Caruaru, do meu bom Jesus do monte...

Na nossa memória estão guardados momentos, histórias, sentimentos, alegrias, as quais, às vezes, nem temos consciência da existência delas. Freud chamará isso de subconsciente. Lá estão nossas memórias esquecidas, geralmente fortes e que têm um significado imenso. Boa parte dessas memórias, sejam esquecidas ou explícitas, ajudam na criação do que seria a cultura nos termos antropológicos, isto é, o significado que damos para determinadas ações, valores, tradições.

A mais que isso, nosso imaginário enquanto povo, ou pertencente de uma localidade, fica mais evidente mediante manifestações artísticas que descrevem nossa região, pois ativam memórias de nossa infância, e ativam o senso de pertencimento. Caruaruense bom é aquele que por onde vai, diz: sou de Caruaru, capital do forró, tu conhece? Quem nunca?

Ao revisitar algumas obras de Azulão para escrita deste texto, minha memória infantil foi ativada. Ao ouvir a música “Mané Gostoso” lembrei de quando meu pai trouxe um brinquedo oriundo da feira de Caruaru, brinquedo que nas palavras do Pequeno Grande,

"Mané Gostoso é dois paus com um cordão

Pula dengoso quando a gente aperta a mão

Quem na lembrança não tem um Mané Gostoso

Nunca foi criança, nunca foi treloso"

Quem na lembrança não tem uma subida, sofrida, ao monte Bom Jesus, o meu bom Jesus do monte? E ao chegar lá se maravilhou com a vista? "Meu Deus, a cidade cresceu…" Quem nunca ouviu falar da festa do comércio na virada do ano, onde as luzes da cidade se apagavam, simbolizando um ano por vir? Quem nunca ouviu, ou participou, de uma história de amor, ou cômica, no pátio do forró? Quem nunca viu a fogueira imensa na igreja do convento? Quem nunca vibrou com um gol do Porto ou Central? Caruaru está na nossa memória…

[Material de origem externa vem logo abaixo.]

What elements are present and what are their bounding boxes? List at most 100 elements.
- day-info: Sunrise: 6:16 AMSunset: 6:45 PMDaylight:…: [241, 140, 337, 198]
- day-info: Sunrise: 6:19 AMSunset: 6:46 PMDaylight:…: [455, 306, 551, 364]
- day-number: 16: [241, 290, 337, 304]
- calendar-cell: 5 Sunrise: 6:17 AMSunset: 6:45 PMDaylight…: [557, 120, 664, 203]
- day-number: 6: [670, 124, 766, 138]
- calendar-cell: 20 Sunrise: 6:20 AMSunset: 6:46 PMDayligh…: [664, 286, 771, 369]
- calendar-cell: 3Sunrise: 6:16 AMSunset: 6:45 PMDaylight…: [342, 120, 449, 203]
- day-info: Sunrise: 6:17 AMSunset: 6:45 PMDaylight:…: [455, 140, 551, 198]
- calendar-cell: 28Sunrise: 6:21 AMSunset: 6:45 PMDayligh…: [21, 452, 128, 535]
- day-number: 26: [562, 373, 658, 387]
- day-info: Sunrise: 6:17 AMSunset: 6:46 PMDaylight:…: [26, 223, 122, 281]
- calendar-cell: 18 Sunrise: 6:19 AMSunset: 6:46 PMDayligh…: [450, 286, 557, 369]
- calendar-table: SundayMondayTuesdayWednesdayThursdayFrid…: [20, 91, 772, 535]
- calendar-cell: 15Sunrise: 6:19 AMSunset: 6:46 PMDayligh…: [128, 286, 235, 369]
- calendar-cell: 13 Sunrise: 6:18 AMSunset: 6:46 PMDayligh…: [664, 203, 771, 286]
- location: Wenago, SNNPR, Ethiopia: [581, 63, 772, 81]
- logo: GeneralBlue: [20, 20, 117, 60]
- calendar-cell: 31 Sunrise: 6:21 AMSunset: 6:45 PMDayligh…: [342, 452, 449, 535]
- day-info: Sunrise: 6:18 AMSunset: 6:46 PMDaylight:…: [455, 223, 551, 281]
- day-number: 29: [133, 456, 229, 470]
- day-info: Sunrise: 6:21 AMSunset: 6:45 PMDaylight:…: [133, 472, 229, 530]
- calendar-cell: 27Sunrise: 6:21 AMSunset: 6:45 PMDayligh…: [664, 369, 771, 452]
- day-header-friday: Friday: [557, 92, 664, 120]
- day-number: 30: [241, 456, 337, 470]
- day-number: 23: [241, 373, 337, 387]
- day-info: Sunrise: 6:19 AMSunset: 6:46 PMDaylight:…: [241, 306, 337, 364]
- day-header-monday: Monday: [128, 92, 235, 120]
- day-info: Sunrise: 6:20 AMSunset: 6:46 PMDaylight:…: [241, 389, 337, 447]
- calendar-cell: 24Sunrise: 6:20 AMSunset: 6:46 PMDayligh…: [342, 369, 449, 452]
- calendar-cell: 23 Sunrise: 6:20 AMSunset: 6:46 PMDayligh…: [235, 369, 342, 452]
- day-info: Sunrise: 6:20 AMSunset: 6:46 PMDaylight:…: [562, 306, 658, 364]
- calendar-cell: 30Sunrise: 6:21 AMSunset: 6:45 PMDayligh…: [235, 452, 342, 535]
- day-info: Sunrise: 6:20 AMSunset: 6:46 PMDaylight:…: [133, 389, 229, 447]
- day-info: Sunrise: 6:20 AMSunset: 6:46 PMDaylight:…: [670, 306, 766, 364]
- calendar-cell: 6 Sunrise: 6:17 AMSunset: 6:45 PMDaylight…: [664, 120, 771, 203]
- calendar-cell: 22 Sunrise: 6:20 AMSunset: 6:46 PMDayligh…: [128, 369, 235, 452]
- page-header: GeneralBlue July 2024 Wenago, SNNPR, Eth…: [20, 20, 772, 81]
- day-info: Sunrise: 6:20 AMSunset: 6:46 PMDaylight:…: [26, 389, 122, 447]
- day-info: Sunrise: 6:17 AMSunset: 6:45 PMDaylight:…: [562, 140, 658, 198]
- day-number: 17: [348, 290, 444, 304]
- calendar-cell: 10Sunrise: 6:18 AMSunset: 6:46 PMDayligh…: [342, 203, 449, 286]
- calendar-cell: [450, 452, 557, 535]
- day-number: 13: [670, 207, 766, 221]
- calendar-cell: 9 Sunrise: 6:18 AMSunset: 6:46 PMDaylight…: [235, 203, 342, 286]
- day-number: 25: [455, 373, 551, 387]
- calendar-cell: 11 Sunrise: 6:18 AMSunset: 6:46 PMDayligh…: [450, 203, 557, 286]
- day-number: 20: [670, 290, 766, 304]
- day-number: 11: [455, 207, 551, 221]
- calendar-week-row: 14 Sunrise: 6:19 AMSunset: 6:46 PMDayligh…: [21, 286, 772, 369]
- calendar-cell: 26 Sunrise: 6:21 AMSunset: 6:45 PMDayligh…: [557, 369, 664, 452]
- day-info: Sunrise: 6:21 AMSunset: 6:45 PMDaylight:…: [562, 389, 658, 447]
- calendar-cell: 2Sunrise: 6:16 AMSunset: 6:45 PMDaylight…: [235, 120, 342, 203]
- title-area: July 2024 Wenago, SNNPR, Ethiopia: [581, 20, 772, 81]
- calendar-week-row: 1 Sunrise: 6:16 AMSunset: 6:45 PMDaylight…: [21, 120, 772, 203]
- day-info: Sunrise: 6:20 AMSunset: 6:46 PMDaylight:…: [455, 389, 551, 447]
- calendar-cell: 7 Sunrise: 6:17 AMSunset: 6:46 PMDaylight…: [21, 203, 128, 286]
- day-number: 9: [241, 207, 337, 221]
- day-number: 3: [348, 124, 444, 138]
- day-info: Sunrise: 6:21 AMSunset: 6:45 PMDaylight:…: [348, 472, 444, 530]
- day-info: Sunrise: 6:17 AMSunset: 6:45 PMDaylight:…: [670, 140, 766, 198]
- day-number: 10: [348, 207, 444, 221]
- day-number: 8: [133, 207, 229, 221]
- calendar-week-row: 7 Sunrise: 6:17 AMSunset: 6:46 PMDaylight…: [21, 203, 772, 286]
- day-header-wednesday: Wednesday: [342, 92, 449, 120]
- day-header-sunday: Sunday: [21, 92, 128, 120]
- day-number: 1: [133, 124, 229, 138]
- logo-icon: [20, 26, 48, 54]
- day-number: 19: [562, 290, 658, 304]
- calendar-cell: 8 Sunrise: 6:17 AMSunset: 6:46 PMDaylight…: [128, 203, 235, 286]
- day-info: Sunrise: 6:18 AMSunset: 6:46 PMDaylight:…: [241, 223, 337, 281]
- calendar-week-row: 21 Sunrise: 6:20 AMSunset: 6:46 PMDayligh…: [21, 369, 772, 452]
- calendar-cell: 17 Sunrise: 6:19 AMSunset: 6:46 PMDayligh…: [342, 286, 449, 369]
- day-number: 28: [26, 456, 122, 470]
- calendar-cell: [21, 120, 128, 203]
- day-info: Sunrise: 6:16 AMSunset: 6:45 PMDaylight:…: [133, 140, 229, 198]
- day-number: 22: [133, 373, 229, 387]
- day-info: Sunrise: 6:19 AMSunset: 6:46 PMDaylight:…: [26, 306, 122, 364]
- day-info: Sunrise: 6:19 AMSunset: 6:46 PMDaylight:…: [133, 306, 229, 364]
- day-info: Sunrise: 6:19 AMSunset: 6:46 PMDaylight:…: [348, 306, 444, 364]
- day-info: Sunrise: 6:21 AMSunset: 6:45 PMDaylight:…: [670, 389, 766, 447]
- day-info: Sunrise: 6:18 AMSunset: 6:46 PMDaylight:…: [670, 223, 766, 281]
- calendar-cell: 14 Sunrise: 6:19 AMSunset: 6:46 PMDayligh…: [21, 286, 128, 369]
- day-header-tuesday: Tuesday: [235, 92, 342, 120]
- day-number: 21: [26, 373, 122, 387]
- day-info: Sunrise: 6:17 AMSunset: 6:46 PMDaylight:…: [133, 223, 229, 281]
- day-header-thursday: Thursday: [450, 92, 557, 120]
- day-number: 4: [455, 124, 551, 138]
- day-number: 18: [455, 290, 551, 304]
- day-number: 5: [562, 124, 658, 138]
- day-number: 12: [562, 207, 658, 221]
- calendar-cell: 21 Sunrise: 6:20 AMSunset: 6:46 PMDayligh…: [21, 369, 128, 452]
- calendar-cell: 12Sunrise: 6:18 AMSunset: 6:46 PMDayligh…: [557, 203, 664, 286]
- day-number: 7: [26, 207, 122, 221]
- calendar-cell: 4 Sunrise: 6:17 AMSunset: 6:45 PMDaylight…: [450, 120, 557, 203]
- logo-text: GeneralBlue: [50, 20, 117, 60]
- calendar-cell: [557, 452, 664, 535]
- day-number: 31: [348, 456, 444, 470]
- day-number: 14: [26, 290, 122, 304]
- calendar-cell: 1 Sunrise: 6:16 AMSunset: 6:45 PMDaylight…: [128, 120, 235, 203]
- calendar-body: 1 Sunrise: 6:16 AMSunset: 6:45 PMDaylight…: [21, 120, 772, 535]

Quem na lembrança não tem um Mané Gostoso na memória, e quem, quando o vê, não remete a imagem à família, à localidade? O que seria a Vila Kennedy sem seu campo, o famoso Campo da Vila, ou ainda o da Muamba, se o racha fosse em menor número? Quem estudou no Nossa Senhora de Lourdes, Paulo Galindo, Espaço Verde, Príncipe da Paz, Elisete Lopes, Santo Amaro? Quem, ao sair do culto do Vale, ou da missa de São Bento não deliciou-se na pastelaria de Dona Val, com um pastel enorme, cheio de memória e histórias lá feitas? Quem não comprou algo no mercadinho de Seu João, ou em Nel, ou comprou carne em Bento? Quem não jogou conversa fora por horas nas praças? Pegando emprestado o verso de Petrúcio Amorim, a minha velha Vila Kennedy está no meu imaginário.

O que faz, então, Mestre Vitalino mestre senão suas genialidades eternizadas em cenas cotidianas do seu meio? O que fez Azulão eterno senão a sua Caruaru tão bem retratada e versada, aquela do seu tempo de menino? A Caruaru por eles moldadas e cantadas é a nossa Caruaru, está no nosso imaginário. Caruaru continua viva em nossa memória, no senso de pertencimento, ela é nossa, é de todos, e sua cultura merece ser mantida, pensada, cantada, moldada, relembrada, vivida, sentida.

Data comemorativa esta que estamos, a Princesa do Agreste faz 163 anos de cultura, significados, tradições, memórias, infâncias, contos, lugares, pessoas, fogueiras, tiros de bacamarte, barro, forró.